E altri che aiutano a ritrovarsi.
L’Onice appartiene a questi ultimi.
Ha un colore profondo, compatto, senza distrazioni.
Una presenza discreta, che non cerca di imporsi ma rimane stabile, come certe persone che riescono a esserci senza fare rumore.
Dal punto di vista geologico, l’Onice è una varietà di calcedonio, appartenente alla famiglia dei quarzi.
Si forma attraverso depositi minerali stratificati che creano bande e sfumature naturali.
Le varietà più conosciute hanno tonalità nere, bianche o marroni, e i principali giacimenti si trovano in India, Brasile, Uruguay e Madagascar.
Nel mondo antico, l’Onice veniva spesso utilizzato per creare sigilli, amuleti e oggetti rituali.
Greco e Romani lo associavano alla forza interiore e alla capacità di mantenere lucidità nei momenti difficili.
In alcune tradizioni era considerato una pietra legata alla disciplina e alla protezione.
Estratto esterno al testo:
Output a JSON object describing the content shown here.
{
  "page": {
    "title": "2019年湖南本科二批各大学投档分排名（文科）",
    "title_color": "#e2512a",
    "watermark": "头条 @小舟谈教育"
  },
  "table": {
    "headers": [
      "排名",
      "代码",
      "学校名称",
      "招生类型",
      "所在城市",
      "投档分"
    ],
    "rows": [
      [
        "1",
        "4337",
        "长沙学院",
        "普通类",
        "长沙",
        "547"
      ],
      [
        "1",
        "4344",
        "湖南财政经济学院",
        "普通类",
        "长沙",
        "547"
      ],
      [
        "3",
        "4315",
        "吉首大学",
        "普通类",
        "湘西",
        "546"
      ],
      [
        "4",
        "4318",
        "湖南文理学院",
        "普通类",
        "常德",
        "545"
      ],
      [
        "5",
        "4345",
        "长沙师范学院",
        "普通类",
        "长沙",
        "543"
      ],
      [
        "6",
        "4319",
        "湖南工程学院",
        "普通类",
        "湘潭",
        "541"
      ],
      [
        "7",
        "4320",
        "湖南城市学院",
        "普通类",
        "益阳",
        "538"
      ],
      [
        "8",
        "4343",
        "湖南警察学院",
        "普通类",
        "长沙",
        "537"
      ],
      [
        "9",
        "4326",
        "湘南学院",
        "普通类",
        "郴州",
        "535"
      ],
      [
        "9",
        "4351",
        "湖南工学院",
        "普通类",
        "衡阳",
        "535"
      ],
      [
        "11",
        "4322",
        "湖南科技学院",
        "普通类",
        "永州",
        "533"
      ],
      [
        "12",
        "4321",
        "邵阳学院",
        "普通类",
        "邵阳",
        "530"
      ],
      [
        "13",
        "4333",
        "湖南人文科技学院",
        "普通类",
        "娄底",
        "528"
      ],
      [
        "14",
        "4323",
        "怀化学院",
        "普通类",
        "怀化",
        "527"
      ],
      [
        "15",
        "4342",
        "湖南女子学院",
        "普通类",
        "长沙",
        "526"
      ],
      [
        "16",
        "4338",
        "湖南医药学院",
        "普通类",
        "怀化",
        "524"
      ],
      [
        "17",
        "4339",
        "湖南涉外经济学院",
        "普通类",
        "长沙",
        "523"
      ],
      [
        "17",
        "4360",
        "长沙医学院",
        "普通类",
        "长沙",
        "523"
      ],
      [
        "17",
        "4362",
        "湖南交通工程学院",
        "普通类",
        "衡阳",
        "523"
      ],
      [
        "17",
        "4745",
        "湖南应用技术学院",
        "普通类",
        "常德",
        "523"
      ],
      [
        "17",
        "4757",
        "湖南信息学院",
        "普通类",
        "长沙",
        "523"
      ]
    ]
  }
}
Ancora oggi molte persone lo scelgono nei periodi in cui sentono il bisogno di raccogliersi, mettere ordine nei pensieri o ritrovare stabilità emotiva.
Nelle tradizioni simboliche viene spesso associato alla capacità di restare presenti senza lasciarsi travolgere da ciò che accade intorno.
Forse è questo che rende l’Onice così particolare.
Non cerca di cambiare il rumore del mondo.
Aiuta semplicemente a non perdersi dentro di esso.
Il pensiero del Drago:
“Ci sono pietre che brillano per farsi vedere.
Altre insegnano il valore del silenzio.”